Namun dalam bagian lain di kitab tersebut, Ibnu Taymiyah
menambahkan:"Merayakan maulid dan menjadikannya sebagai kegiatan rutin
dalam setahun yang telah dilakukan oleh orang-orang, akan mendapatkan pahala
yang besar sebab tujuannya baik dan mengagungkan Rasulullah SA. Seperti yang
telah saya jelaskan, terkadang sesuatu itu baik bagi satu kalangan orang,
padahal itu dianggap kurang baik oleh kalangan mu'min yang ketat. Suatu hari
pernah ditanyakan kepada Imam Ahmad tentang tindakan salah seorang pejabat yang
menyedekahkan uang 100 dinar untuk membuat mushaf Qur'an, beliau
menjawab:"Biarkan saja, itu cara terbaik bagi dia untuk menyedekahkan
emasnya". Padahal madzhab Imam Ahmad mengatakan bahwa menghiasi Qur'an
hukumnya makruh. Tujuan Imam Ahmad adalah bahwa pekerjaan itu ada maslahah dan
ada mafsadahnya pula, maka dimakruhkan, akan tetapi apabila tidak
diperbolehkan, mereka itu akan membelanjakan uanngnya untuk kerusakan, seperti
membeli buku porno dsb.
Pahamilah dengan cerdas hakekat agama, lihatlah kemaslahatan
dalam setiap pekerjaan dan kerusakannya, sehingga kamu mengetahui tingkat
kebaikan dan keburukan, sehingga pada saat terdesak kamu bisa memilih mana yang
terpenting, inilah hakekat ilmu yang diajarkan Rasulullah. Membedakan jenis
kebaikan, jenis keburukan dan jenis dalil itu lebih mudah. Sedangkan mengetahui
tingkat kebaikan, tingkat keburukan dan tingkat dalil itu pekerjaan para ulama.
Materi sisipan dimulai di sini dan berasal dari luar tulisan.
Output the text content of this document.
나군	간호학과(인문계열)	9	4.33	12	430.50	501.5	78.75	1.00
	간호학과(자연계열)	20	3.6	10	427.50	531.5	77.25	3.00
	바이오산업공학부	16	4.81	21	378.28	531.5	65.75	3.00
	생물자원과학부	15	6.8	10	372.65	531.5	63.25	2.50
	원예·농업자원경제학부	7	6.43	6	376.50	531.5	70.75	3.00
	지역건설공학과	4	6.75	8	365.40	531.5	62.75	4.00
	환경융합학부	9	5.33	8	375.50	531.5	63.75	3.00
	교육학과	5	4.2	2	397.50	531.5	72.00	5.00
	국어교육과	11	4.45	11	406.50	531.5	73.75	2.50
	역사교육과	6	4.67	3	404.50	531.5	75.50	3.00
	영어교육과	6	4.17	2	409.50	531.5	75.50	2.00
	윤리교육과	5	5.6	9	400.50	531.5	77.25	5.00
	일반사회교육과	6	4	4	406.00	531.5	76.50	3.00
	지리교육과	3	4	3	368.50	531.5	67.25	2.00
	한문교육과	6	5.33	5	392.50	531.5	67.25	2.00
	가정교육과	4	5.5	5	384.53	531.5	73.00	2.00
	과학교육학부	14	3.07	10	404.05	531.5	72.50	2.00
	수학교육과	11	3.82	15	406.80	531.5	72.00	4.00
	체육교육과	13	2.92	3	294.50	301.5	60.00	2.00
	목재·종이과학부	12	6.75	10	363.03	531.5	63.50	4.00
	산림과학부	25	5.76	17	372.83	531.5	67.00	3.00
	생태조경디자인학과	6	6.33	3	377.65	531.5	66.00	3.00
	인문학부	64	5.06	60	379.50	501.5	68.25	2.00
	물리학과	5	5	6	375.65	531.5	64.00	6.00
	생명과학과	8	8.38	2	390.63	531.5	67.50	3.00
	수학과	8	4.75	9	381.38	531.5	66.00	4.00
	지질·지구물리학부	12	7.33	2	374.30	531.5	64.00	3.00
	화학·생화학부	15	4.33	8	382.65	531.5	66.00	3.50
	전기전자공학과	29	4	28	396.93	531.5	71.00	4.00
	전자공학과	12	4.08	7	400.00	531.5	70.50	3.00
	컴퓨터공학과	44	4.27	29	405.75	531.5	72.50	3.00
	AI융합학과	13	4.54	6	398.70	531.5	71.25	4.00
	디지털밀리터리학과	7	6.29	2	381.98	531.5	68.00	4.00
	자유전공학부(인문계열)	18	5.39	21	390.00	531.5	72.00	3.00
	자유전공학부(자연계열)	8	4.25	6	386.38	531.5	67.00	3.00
Selanjutnya Ibnu Taymiyah menjelaskan tingkat amal solih
itu ada tiga.
Pertama Amal sholeh yang masyru' (diajarkan) dan
didalamnya tidak ada kemaruhan sedikitpun. Inilah sunnah murni dan hakiki yang
wajib dipelajari dan diajarkan dan inilah amalan orang solih terdahulu dari
zaman muhajirin dan anshor dan pengikutnya.
Kedua: Amal solih dari satu sisi, atau sebagian besar
sisinya berisi amal solih seperti tujuannya misalnya, atau mungkin amal itu
mengandung pekerjaan baik. Amalan-amalan ini banyak sekali ditemukan pada
orang-orang yang mengaku golongan agama dan ibadah dan dari orang-orang awam
juga. Mereka itu lebih baik dari orang yang sama sekali tidak melakukan amal
solih, lebih baik juga daripada orang yang tidak beramal sama sekali dan lebih
baik dari orang yang amalannya dosa seperti kafir, dusta, hianat, dan bodoh.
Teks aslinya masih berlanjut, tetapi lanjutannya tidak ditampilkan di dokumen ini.